Court: Medical Board's Right to Records Outweighs Patients' Privacy Rights
The California Supreme Court said the state medical board did not need a warrant or subpoena to obtain a doctor's prescription history for his patients.
In Lewis v. Superior Court, the court said that the board's interest in protecting the public outweighed any privacy rights. The board acquired the patient information through the state's Controlled Substance Utilization Review and Evaluation System, "CURES."
"[W]e find that the balance tips in favor of the Board's interests in protecting the public from unlawful use and diversion of a particularly dangerous class of prescription drugs and protecting patients from negligent or incompetent physicians," Justice Goodwin Liu wrote.
CURES
CURES was created in 1996 to move California's drug monitoring system online. It is maintained by the state Department of Justice to ensure appropriate prescribing and dispensing of controlled substances.
The system allows doctors to check if patients are receiving drugs from other physicians, and also gives law enforcement and regulators access to the information.
The California Supreme Court considered the law after the medical board suspended Dr. Alwin Carl Lewis for unprofessional conduct, negligence, and failure to maintain adequate records. Lewis challenged the board's action in state court, alleging the board had violated "fundamental privacy protections."

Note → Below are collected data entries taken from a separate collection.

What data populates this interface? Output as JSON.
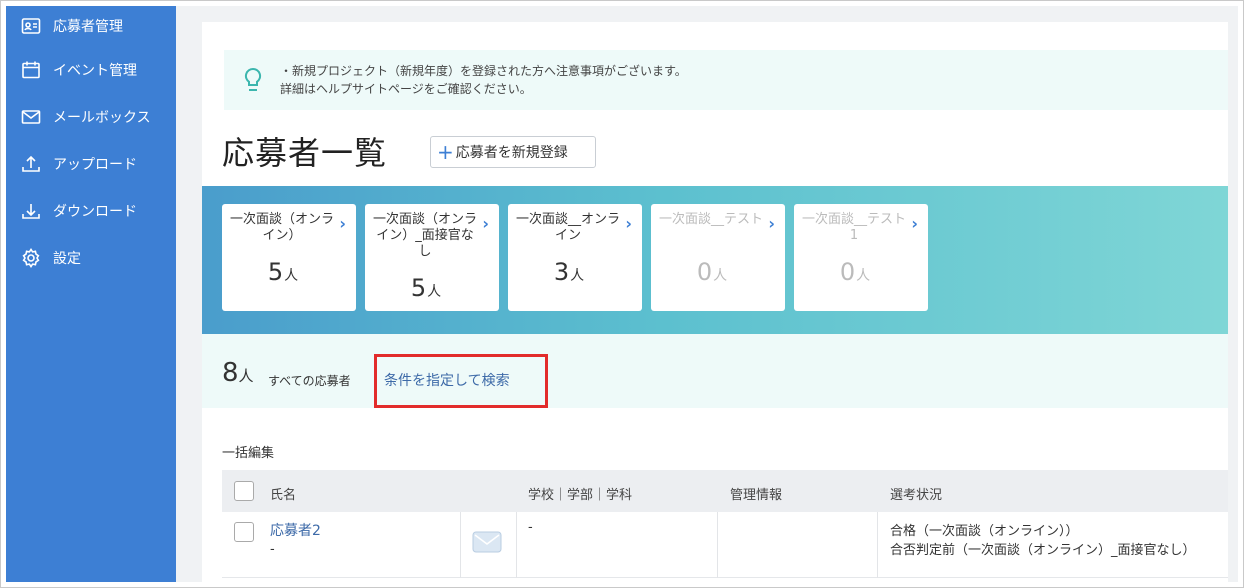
{
  "sidebar": {
    "items": [
      {
        "label": "応募者管理",
        "icon": "id-card-icon"
      },
      {
        "label": "イベント管理",
        "icon": "calendar-icon"
      },
      {
        "label": "メールボックス",
        "icon": "mail-icon"
      },
      {
        "label": "アップロード",
        "icon": "upload-icon"
      },
      {
        "label": "ダウンロード",
        "icon": "download-icon"
      },
      {
        "label": "設定",
        "icon": "gear-icon"
      }
    ]
  },
  "notice": {
    "line1": "・新規プロジェクト（新規年度）を登録された方へ注意事項がございます。",
    "line2": "詳細はヘルプサイトページをご確認ください。"
  },
  "page": {
    "title": "応募者一覧",
    "add_button": "応募者を新規登録"
  },
  "stages": [
    {
      "name": "一次面談（オンライン）",
      "count": "5",
      "unit": "人"
    },
    {
      "name": "一次面談（オンライン）_面接官なし",
      "count": "5",
      "unit": "人"
    },
    {
      "name": "一次面談__オンライン",
      "count": "3",
      "unit": "人"
    },
    {
      "name": "一次面談__テスト",
      "count": "0",
      "unit": "人"
    },
    {
      "name": "一次面談__テスト1",
      "count": "0",
      "unit": "人"
    }
  ],
  "summary": {
    "total": "8",
    "unit": "人",
    "label": "すべての応募者",
    "search_link": "条件を指定して検索"
  },
  "bulk_edit": "一括編集",
  "table": {
    "headers": {
      "name": "氏名",
      "school": "学校｜学部｜学科",
      "admin": "管理情報",
      "status": "選考状況"
    },
    "rows": [
      {
        "name": "応募者2",
        "sub": "-",
        "school": "-",
        "status1": "合格（一次面談（オンライン））",
        "status2": "合否判定前（一次面談（オンライン）_面接官なし）"
      }
    ]
  },
  "colors": {
    "sidebar": "#3d7fd4",
    "accent": "#3d7fd4",
    "highlight": "#e22b2b",
    "notice_icon": "#3cb6ae"
  }
}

A court of appeals ruled against him, and the supreme court affirmed in a unanimous opinion. Justice Liu, however, also wrote a concurring opinion to say that the doctor had properly alleged an invasion of privacy claim.
Invasion of Privacy
"The fact that the government regulates controlled substances does not eliminate patients' reasonable expectation of privacy," he wrote.
Liu said a pervasive regulatory scheme has "less significance when the area being regulated is particularly sensitive." Moreover, the patients did not choose to participate in the drug monitoring program.
"The electorate was concerned about more than public disclosure when it passed the Privacy Initiative in 1972," he said. "The voters were concerned that their privacy was violated whenever their personal information was used or accessed without reason."
In disclosing CURES data, however, Liu said the government's interests in monitoring controlled substances outweighed the patients' privacy rights.